You’re So Free is ’60s West Coast psych-pop: Love, The Doors, The Beach Boys, The Turtles…
RO: I always wanted to do You Showed Me – I guess that’s our version. It also has some piano on it that’s like Ethiopian jazz. Lyrically, it’s probably the song that I’m most pleased with. Because of the whole division thing, with Brexit and Trump, a lot of my good friends, who I love dearly, took a different route during the pandemic. It’s a little bit about that and it’s me trying to be funny: “Scroll your feed. You’re so free to believe in what you see…”

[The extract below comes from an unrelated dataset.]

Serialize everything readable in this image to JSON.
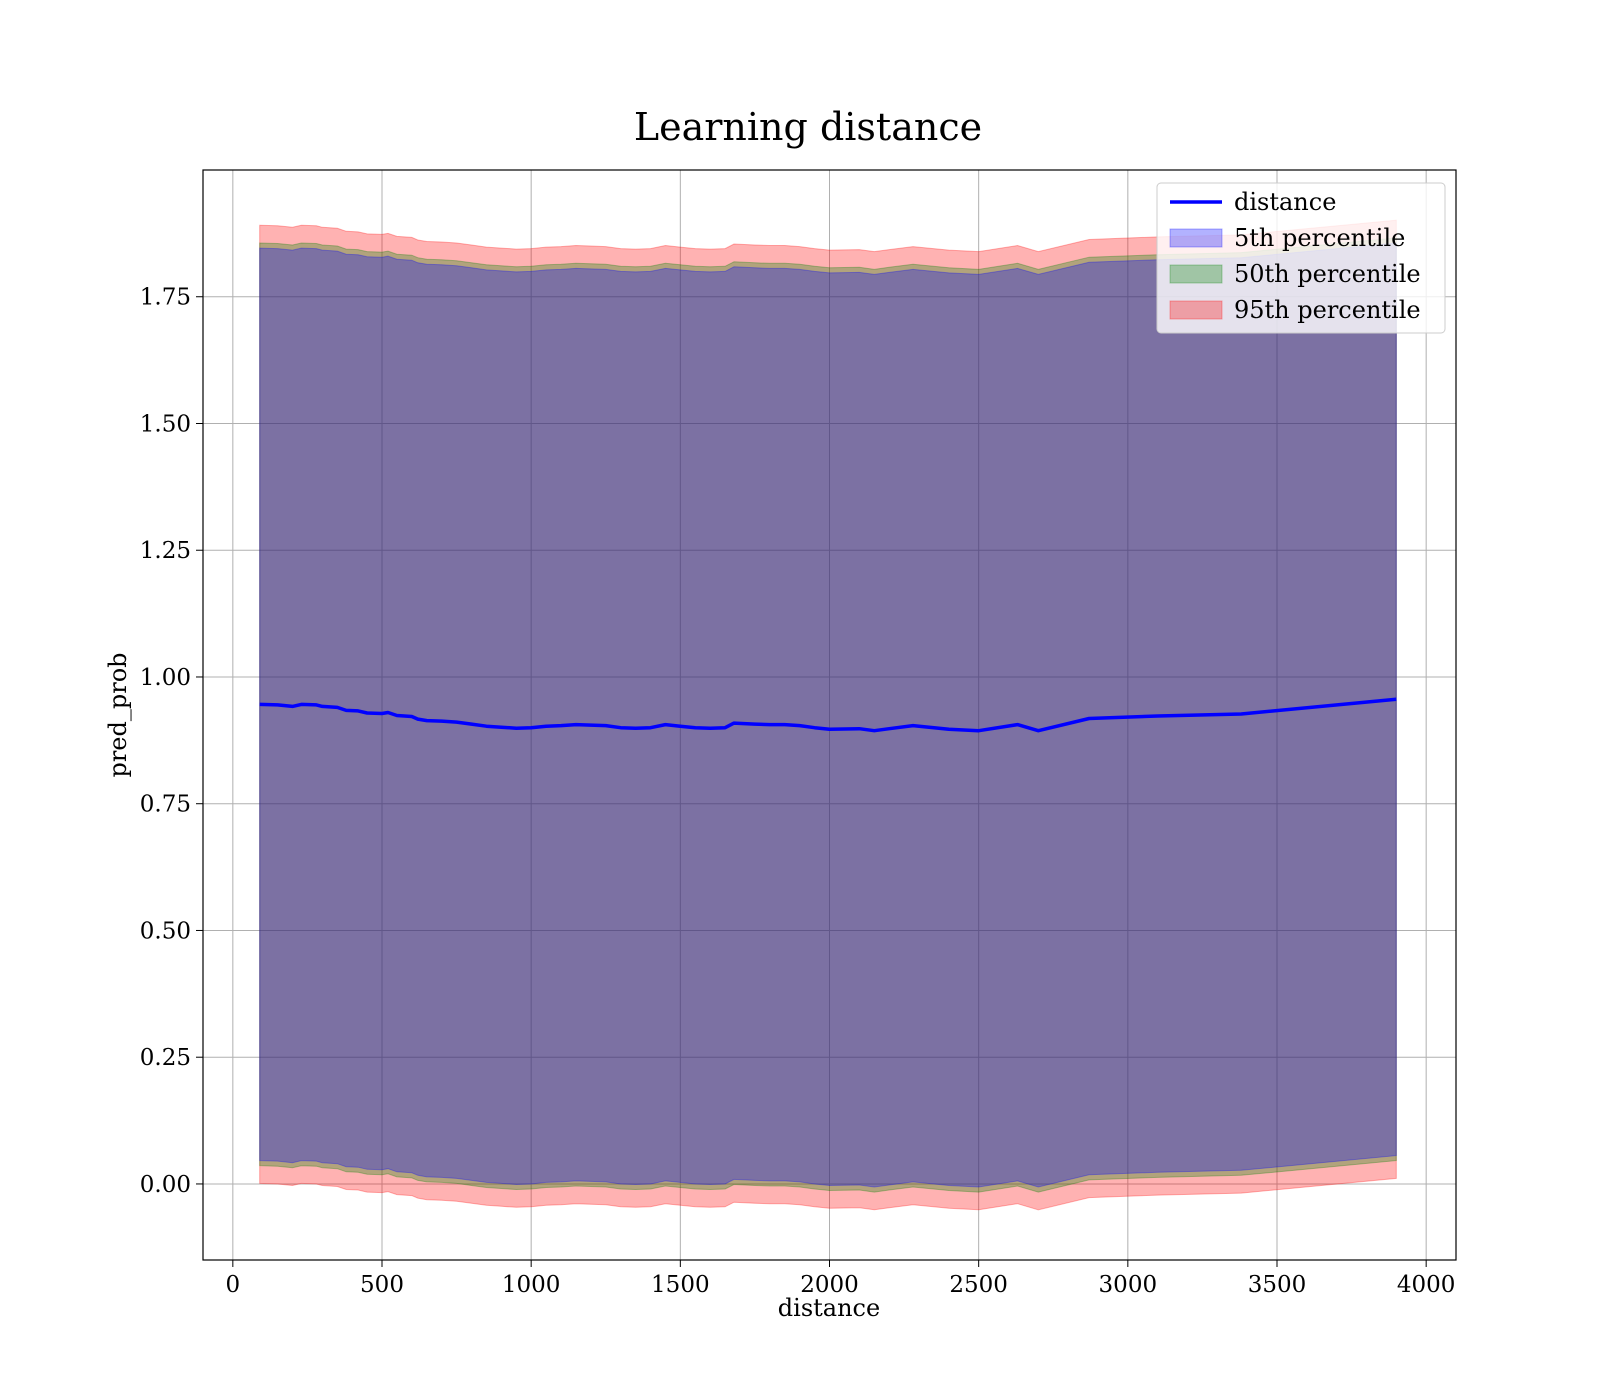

Your vocals sound really good on this album…
RO: I’m really pleased with how I sing on this record. I think I’m finally entering Swedish Sam Cooke territory.
Edywn guests on Rainbows In Windows – he does a spoken word part…
RO: That’s Sam’s [Ferman – bass] song – he wrote it.
It’s quite filmic…
RO: I’m really pleased with how it came out. I felt we could do it a Jackson C. Frank kind of way, but then, on the way up to the studio, I thought we could do it like The Gift by The Velvet Underground, but it didn’t quite work out that way, but then Sean was mixing it in London and he came up with the other bit, and Edwyn was up for it. It’s playful.
“I am the natural heir to Jason Pierce, but I’m a country version”
I Don’t Want To Feel So Bad Anymore is ’60s-garage-meets-The-Byrds…
RO: We went all-out 12-string on it. It’s a bit Flying Burritos as well. It’s a song about being completely helpless in front of the Tory government – someone who’s dead talking about what they really would’ve liked to have said: “Now I’m gone, I can tell you my thoughts on the queen and crown. Do take heed of your greed, as you choke on an appleseed.”
The last song on the album, Red Autumn Leaf, is a sad one – it’s about being discarded and tossed on the heap…
RO: Pretty much. It’s Spiritualized gone country. I am the natural heir to Jason Pierce, but I’m a country version. I pretty much based my whole career on Lazer Guided Melodies – it’s magical.
A lot of your new songs have a sad undercurrent, but the music is very uplifting…
RO: That makes me so happy to hear that.
Do you think Hollow Heart is your best record?
RO: Of course it is. You wouldn’t be making records otherwise… With this album, we had to be The Hanging Stars and I think we did a pretty damned good job of it.
Hollow Heart is released on March 25 (Loose).